Die drei Wikinger standen hinter dem Stall der Schafe. Das Gebäude befand sich eher am Rande des Dorfes, nahe am Strand, von dem sie gekommen waren. Taffnuss und Raffnuss waren kurz davor, ihrem Drachen, der hinter ihnen stand, den Befehl zu geben, Feuer auf das Gebäude vor ihnen zu werfen.
Der Schmerz saß noch immer sehr tief. Ohne Astrid fühlte sich die ganze Gruppe der Drachenreiter unvollständig.
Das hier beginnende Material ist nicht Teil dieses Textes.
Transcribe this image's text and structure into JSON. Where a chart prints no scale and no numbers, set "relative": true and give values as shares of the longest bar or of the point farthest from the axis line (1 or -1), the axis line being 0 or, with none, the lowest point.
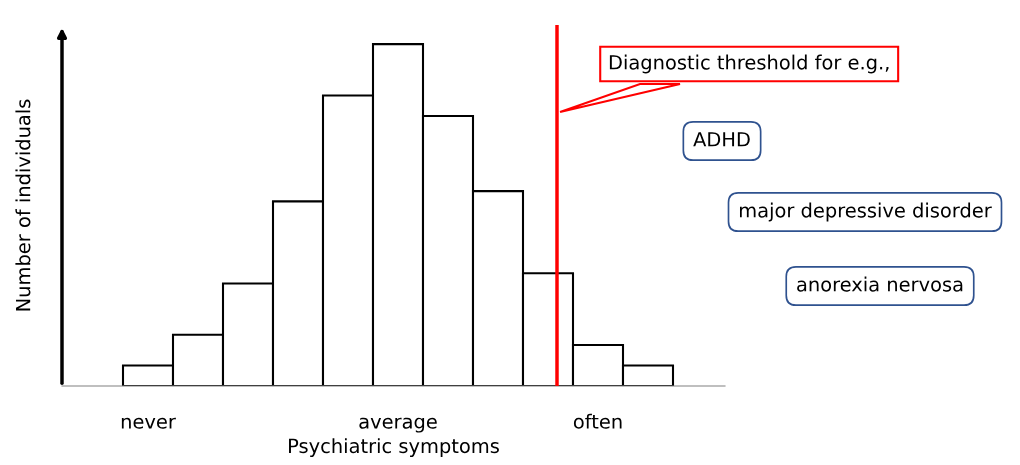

Genau aus diesem Grund beantwortete Raffnuss Rotzbakkes Frage mit einer Stimme, die andeutete, dass sie ihre Tränen nur mit Mühe zurückhalten konnte. ,,Wir wollen es doch nur tun, um unseren Frust zu beseitigen." Ihr Bruder setzte fort: ,,Genau. Ihr versteht das nicht. Wir haben eben eine andere Art, unsere Gefühle in die Welt zu schreien!" Rotzbakke protestierte: ,,Aber deshalb könnt ihr doch nicht so einfach ein Gebäude anzünden!"
Trotz seinen Worten hatten die Zwillinge genau das vor. Sie wollten den Stall der Schafe anzünden. Dies würde allerdings schlimme Folgen haben.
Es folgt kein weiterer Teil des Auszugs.